Last Best Effort, My Amended Levy
In July, after much consideration and in an effort to prudently, lower the property tax burden for Nashvillians during these extraordinary times, and to honor the marker that we put down for an August review of actual and projected revenues and consideration of an amended levy, I requested legislation for a 5% reduction to the current tax levy, which would have meant…
- a 92 cent property tax increase for USD residents instead of $1.06
- an 89 cent property tax increase for GSD residents instead of $1.03
My substitute tax levy would have changed the 34% increase to a 29% increase, a modest reduction of $46 million in property tax revenue. (Every cent of tax increase = $3.32M of property tax revenue.) This would have been lower than the 12% decrease which was put forward in Councilman Glover’s bill. Council voted in support of my substitute bill to replace CM Glover’s bill, 32-8, but the vote on my bill as substituted failed 15-24, with 1 abstention. This was unfortunate because the bill was only on the first of three readings (pulled from consent by Councilman Mendes) and four more weeks till the final reading on September 1 would have brought more financial information to inform the analysis of a modest reduction in the levy.
Failure of my reduced levy was a frustrating conclusion to an extended budget season, but I wanted you to know that I did everything within my power to effectuate a lower rate for FY2021. Every year we pass a new budget and every year we are able to set a new tax rate to fund that budget. Next year is a reappraisal year, which by state law requires that the tax rate be made revenue neutral again.
To calculate the effect of the FY2021 tax levy for your household, here is the formula:
- For the USD tax rate of $4.221: $600,000 (appraised value) x 25% (assessment ratio) = $150,000 (assessed value) ÷ 100 (per $100 assessed) x $4.221 (tax rate) = $6,331/year or $527/month
- For the GSD tax rate of $3.788: $600,000 (appraised value) x 25% (assessment ratio) = $150,000 (assessed value) ÷ 100 (per $100 assessed) x $3.788 (tax rate) = $5,682/year or $473/month
Council rarely exercises the little influence and power that the Charter affords us, especially on matters of oversight and budgeting. Per the Charter, the Director of Finance has the sole authority to attest to availability of funds and to project revenues. The Council should NOT project revenues, but in a system of checks and balances, we should do independent financial analysis of projected revenue, ask good questions of the Finance Director and his staff, and expect detailed answers. We cannot abdicate our duty to push for better.

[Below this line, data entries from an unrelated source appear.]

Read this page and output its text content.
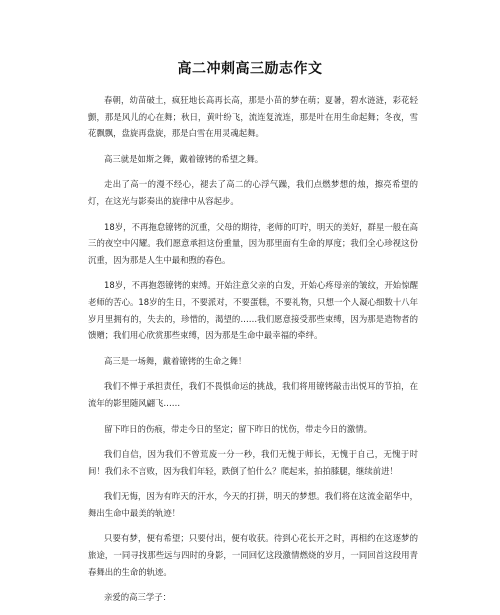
高二冲刺高三励志作文

春朝，幼苗破土，疯狂地长高再长高，那是小苗的梦在萌；夏暑，碧水涟涟，彩花轻颤，那是风儿的心在舞；秋日，黄叶纷飞，流连复流连，那是叶在用生命起舞；冬夜，雪花飘飘，盘旋再盘旋，那是白雪在用灵魂起舞。

高三就是如斯之舞，戴着镣铐的希望之舞。

走出了高一的漫不经心，褪去了高二的心浮气躁，我们点燃梦想的烛，擦亮希望的灯，在这光与影奏出的旋律中从容起步。

18岁，不再拖怠镣铐的沉重，父母的期待，老师的叮咛，明天的美好，群星一般在高三的夜空中闪耀。我们愿意承担这份重量，因为那里面有生命的厚度；我们全心珍视这份沉重，因为那是人生中最和煦的春色。

18岁，不再抱怨镣铐的束缚。开始注意父亲的白发，开始心疼母亲的皱纹，开始惊醒老师的苦心。18岁的生日，不要派对，不要蛋糕，不要礼物，只想一个人凝心细数十八年岁月里拥有的，失去的，珍惜的，渴望的……我们愿意接受那些束缚，因为那是造物者的馈赠；我们用心欣赏那些束缚，因为那是生命中最幸福的牵绊。

高三是一场舞，戴着镣铐的生命之舞！

我们不惮于承担责任，我们不畏惧命运的挑战，我们将用镣铐敲击出悦耳的节拍，在流年的影里随风翩飞……

留下昨日的伤痕，带走今日的坚定；留下昨日的忧伤，带走今日的激情。

我们自信，因为我们不曾荒废一分一秒，我们无愧于师长，无愧于自己，无愧于时间！我们永不言败，因为我们年轻，跌倒了怕什么？爬起来，拍拍膝腿，继续前进！

我们无悔，因为有昨天的汗水，今天的打拼，明天的梦想。我们将在这流金韶华中，舞出生命中最美的轨迹！

只要有梦，便有希望；只要付出，便有收获。待到心花长开之时，再相约在这逐梦的旅途，一同寻找那些远与四时的身影，一同回忆这段激情燃烧的岁月，一同回首这段用青春舞出的生命的轨迹。

亲爱的高三学子：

On August 4th, with pressure from the Director of Finance and the Chair of the Budget & Finance Committee, from my perspective, 24 council members threw in the towel prematurely on the possibility of a very modest tax reduction. The good news: 16 did not. Sixteen members were willing to keep the conversation going and the options open. Cold comfort though it is, this is progress. If we facilitate more constructive conversations, Council and the community learn more about our city’s financial history and current position, and that is never a bad thing. It is your money. When it comes to Metro’s finances, your elected representatives must take nothing for granted, be more skeptical, ask more questions, and keep pushing.